Beasley asserted that never before has famine been so widespread – “Afghanistan. Madagascar. Myanmar. Guatemala. Ethiopia. Sudan. South Sudan. Mozambique. Niger. Syria, Mali, Burkina Faso, Somalia, Haiti and on and on and on.”

The prime reason is man-made conflict. Dozens of civil wars and regional conflicts are raging, Hunger has been weaponized to achieve military and political objectives.

Beasley said that if WFP had $6.6 billion, it could do an enormous amount to assist the world’s hungry. He pointed out that that this is a trivial amount of money when compared to the massive annual costs of violence and conflict.

Oppressing journalists

The 2021 Nobel Peace prize winners, both journalists, decried the increasing repression of journalists and news organizations in more and more countries, mostly without attracting a global outcry.

Ruthless governments, including their own in Russia and in the Philippines, can thus act with impunity.

Ressa noted that governmental acts that undermine democracy and punish journalists, are now only part of the problem.

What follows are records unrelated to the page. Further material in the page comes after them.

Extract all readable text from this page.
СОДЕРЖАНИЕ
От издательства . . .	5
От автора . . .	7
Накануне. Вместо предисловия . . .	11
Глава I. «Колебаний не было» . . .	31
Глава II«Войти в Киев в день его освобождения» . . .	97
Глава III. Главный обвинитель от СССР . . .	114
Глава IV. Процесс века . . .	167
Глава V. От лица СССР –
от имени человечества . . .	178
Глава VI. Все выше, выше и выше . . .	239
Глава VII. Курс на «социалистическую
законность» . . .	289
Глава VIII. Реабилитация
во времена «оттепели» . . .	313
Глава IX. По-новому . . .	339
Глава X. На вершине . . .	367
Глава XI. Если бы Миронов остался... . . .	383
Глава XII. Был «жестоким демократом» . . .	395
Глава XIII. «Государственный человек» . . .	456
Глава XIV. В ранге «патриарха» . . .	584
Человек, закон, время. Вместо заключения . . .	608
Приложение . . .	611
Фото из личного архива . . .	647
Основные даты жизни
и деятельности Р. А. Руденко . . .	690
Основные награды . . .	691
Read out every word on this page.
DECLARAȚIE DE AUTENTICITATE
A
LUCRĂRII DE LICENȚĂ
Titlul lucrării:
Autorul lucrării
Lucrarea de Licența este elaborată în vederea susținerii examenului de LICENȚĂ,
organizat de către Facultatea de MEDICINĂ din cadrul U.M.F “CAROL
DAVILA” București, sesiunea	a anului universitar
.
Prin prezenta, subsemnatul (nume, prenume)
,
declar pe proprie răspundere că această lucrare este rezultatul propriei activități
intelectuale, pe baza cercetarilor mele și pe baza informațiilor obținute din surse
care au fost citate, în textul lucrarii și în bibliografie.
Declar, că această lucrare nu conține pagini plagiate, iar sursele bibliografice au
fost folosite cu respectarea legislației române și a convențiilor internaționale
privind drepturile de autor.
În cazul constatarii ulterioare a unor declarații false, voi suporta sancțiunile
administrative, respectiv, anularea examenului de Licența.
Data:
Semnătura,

Castigating Facebook and social media corporations, she noted that these corporations seek to divide and radicalize us by design, because more user “engagement” by spreading nastiness adds to those firms’ profits.

As she noted: Democracy’s demise is accelerated by “technology, at a time when creative destruction takes new meaning.”

The battle for truth

Ressa also told her Oslo audience that; “Without facts, you can’t have truth. Without truth, you can’t have trust. Without trust, we have no shared reality, no democracy, and it becomes impossible to deal with our world’s existential problems: climate, coronavirus, the battle for truth.”

Ressa called on official Western aid agencies to increase funding to support media organizations in developing countries from a meager 0.3% today to one percent of foreign aid for this purpose.

Darkness over Russia

As Mratov stated in Oslo: “Journalism in Russia is going through a dark valley. Over a hundred journalists, media outlets, human rights defenders and NGOs have recently been branded as ‘foreign agents’. In Russia, this means ‘enemies of the people.’ Many of our colleagues have lost their jobs. Some have to leave the country. Some are deprived of the opportunity to live a normal life for an unknown period of time. Maybe forever…”

What is now the situation in Russia could be the condition in the majority of the world’s nations unless we act now.

Takeaways

Recent developments in Russia, such as the shameful closing of Memorial, and in China are just two samples to comprehend the very essence of freedom – countering authoritarianism.

“We have got an illusion that progress can be achieved through technology and violence, not through human rights and freedoms.” (Dmitry Mratov)

“The world has fallen out of love for democracy. The world has become disappointed with the power elite. The world has begun to turn to dictatorship.” (Dmitry Mratov)

“Without facts, you can’t have truth. Without truth, you can’t have trust. Without trust, we have no shared reality, no democracy, and it becomes impossible to deal with our world’s existential problems: climate, coronavirus, the battle for truth.” (Maria Ressa)

Never before has famine been so widespread – Afghanistan. Madagascar. Myanmar. Guatemala. Ethiopia. Sudan. South Sudan. Mozambique. Niger. Syria, Mali, Burkina Faso, Somalia, Haiti. And on and on and on.

If the World Food Program had $6.6 billion – a trivial amount of money when compared to the massive annual costs of violence and conflict – it could do an enormous amount to assist the world’s hungry.